Cosa può fare la politica?

"Occorre potenziare urgentemente il personale sanitario, vietando il ricorso ai cosiddetti ‘medici a gettone’, elaborando un piano strategico di assunzioni, conseguenza di una rimodulazione del tetto di spesa per il personale sanitario. Bisogna, in altre parole, mettere più soldi per le assunzioni. Va fatto, però, con oculatezza: va programmato il numero di posti nelle scuole di specializzazione medica che si basi sul fabbisogno presente delle comunità e non sull’andamento storico".

Sulle risorse del Pnrr le aspettative sono alte?

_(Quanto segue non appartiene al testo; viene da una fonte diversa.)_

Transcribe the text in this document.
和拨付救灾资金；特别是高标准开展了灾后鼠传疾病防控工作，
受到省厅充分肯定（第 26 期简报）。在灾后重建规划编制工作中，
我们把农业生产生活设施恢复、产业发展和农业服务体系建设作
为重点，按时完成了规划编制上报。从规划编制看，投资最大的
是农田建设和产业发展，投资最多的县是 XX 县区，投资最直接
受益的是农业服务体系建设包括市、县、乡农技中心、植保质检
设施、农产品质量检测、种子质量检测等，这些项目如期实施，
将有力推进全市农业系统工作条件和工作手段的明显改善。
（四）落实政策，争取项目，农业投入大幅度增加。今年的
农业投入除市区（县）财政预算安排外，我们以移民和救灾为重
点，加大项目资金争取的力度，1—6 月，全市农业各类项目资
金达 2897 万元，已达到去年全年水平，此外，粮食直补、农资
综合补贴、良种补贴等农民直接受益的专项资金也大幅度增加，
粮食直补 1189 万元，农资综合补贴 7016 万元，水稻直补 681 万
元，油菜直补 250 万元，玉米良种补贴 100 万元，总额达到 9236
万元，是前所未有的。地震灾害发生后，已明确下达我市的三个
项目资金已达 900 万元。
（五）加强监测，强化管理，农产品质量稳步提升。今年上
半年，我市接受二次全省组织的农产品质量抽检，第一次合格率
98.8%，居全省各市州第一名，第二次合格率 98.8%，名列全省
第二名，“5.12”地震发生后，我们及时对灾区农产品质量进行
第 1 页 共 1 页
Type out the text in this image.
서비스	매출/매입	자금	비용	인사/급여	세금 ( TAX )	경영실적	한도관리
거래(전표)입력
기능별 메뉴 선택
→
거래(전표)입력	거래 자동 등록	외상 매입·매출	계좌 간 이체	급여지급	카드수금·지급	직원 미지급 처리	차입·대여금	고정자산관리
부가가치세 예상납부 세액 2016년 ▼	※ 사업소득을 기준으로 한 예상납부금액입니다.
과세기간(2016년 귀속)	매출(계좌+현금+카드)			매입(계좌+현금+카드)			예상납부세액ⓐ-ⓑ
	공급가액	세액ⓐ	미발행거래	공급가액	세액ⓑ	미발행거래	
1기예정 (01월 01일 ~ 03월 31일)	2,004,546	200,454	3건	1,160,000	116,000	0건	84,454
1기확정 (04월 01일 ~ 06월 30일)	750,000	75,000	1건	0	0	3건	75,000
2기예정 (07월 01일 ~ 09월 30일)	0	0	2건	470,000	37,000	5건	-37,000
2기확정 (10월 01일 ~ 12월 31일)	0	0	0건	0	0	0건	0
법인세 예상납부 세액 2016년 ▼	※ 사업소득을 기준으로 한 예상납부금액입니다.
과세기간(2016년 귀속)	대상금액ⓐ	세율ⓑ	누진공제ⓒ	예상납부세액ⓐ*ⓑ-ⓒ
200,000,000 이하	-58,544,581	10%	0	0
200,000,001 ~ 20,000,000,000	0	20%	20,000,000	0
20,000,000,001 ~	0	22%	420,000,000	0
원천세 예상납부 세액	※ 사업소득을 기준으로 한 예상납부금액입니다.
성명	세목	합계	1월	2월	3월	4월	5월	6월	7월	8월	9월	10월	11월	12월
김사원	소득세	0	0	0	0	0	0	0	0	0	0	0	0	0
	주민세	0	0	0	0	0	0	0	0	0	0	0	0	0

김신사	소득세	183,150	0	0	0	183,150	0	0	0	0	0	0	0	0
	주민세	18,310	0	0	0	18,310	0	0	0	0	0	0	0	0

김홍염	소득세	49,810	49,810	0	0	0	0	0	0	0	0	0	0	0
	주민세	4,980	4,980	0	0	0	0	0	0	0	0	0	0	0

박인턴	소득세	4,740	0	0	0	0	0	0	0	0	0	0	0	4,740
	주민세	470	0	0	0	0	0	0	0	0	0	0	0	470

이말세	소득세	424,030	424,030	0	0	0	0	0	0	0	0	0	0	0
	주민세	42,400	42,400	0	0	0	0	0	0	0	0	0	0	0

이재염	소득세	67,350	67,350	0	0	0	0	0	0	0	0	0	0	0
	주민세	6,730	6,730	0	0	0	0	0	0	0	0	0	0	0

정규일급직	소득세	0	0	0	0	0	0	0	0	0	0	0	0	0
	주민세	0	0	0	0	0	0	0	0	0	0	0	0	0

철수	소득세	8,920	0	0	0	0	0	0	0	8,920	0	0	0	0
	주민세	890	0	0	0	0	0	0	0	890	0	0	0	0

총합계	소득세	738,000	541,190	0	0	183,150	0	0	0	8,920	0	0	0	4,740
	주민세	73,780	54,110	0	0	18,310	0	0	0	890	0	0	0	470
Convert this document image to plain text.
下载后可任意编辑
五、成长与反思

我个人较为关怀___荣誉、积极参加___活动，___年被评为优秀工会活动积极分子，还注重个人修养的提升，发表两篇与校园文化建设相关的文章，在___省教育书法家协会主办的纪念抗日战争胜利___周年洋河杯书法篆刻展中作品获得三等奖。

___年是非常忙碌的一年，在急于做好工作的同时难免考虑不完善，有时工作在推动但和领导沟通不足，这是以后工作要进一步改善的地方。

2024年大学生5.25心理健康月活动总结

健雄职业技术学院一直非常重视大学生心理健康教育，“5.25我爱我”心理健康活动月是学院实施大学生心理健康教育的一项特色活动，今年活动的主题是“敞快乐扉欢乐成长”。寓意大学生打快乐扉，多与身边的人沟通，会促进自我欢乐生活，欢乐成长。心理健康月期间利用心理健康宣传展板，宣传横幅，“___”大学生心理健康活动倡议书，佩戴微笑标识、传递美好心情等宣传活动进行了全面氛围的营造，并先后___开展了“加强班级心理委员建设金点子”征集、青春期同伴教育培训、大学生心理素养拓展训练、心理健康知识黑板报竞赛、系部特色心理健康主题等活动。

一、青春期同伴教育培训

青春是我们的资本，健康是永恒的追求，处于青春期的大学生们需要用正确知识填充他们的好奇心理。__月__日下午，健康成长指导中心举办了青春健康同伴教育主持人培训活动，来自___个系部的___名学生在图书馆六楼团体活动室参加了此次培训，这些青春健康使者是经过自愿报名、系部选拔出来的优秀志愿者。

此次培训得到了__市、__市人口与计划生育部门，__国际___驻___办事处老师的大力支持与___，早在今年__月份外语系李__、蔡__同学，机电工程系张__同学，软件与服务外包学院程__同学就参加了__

"Dobbiamo fare uno sforzo importante, adeguando il finanziamento del Sistema sanitario nazionale al livello degli altri Paesi Ue; si avrebbero a disposizione risorse ingenti da poter riversare. Spesso il Pnrr viene utilizzato come foglia di fico o panacea di qualunque criticità strutturale del Paese. Noi chiediamo di fare un passo prima: aumentiamo la spesa della sanità, che in rapporto al Pil è circa un punto percentuale minore rispetto alla media degli altri partner europei. Ricordiamoci, infatti, che due anni fa, nel 2021, la spesa pro-capite pubblica era meno di tremila euro, contro i quasi seimila della Germania. Siamo convinti che non sia più sostenibile continuare così; le nostre proposte le abbiamo mandate tanto al governo quanto al Pd, senza ottenere alcuna risposta".